Deforestation is a big problem in Africa and elsewhere but small initiatives such as this one in northern Cameroon can make an enormous difference.
Since 2014 that the camp of Minawao hosts around 70,000 refugees who fled jihadist violence in neighbouring Nigeria.
In 2018, the UNHCR and the Lutheran World Federation (LWF) launched a programme designed to battle deforestation.
According to Lydia Yacoubou, a Nigerian refugee working at the tree nursery, "Minawao has become a place that is green all over. There are a lot of benefits to that. We have shade from the sun, the soil has improved and the trees attract water".
Refugees were taught techniques that help seedlings to survive in harsh conditions.
The camp also promotes the use of alternative energy sources.
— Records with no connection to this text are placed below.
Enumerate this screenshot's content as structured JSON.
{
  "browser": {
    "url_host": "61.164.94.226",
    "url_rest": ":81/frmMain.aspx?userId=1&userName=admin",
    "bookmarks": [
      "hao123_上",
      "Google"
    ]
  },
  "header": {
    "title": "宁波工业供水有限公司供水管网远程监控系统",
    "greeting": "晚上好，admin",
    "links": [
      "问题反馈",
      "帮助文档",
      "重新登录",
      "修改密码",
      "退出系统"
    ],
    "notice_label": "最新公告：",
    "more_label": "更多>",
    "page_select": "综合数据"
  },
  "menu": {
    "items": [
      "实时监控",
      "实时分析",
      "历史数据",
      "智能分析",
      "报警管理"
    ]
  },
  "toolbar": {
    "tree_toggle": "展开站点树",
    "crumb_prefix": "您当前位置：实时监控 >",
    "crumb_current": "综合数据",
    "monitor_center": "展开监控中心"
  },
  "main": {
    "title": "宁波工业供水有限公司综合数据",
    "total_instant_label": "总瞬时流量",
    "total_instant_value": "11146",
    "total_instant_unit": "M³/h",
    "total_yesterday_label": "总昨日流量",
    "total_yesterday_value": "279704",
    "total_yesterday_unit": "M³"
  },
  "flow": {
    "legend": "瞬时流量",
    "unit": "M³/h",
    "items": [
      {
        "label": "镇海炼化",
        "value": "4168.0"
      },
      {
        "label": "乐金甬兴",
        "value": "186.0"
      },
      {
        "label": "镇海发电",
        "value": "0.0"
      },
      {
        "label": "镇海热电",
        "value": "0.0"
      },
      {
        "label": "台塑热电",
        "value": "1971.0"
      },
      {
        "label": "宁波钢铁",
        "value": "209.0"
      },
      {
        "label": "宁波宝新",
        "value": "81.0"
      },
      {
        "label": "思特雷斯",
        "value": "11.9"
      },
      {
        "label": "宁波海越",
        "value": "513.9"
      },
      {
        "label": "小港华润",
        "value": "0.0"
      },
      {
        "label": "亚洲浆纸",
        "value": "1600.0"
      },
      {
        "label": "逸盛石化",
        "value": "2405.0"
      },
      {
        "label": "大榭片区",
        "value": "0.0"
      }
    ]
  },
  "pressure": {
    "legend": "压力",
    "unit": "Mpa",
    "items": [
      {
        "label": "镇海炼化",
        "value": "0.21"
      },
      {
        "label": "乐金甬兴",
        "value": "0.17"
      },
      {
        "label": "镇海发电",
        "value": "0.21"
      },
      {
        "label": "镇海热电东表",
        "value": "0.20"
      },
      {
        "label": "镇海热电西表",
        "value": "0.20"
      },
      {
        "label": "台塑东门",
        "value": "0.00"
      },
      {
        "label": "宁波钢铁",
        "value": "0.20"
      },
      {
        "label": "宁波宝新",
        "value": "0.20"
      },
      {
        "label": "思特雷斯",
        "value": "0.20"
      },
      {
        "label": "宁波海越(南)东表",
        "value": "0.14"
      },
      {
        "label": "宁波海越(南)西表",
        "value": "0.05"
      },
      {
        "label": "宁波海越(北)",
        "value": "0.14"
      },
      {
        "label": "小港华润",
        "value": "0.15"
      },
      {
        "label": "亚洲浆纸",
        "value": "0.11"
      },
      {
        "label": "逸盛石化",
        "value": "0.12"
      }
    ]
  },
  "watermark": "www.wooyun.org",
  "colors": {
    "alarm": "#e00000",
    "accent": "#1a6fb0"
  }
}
In a small workshop, trained refugees turn household waste into eco-friendly briquettes
"We have not only focused our actions on reforestation and raising awareness. We are also overcoming challenges like cutting wood. We have set up a strategy with UNHCR to promote alternative energy sources like the use of eco-friendly briquettes", claims Abdul Aziz, LWF's project coordinator.
This programme is part of a bigger project that aims to build an 8,000-kilometre continent-wide green barrier to stop the ongoing desertification of the Sahel.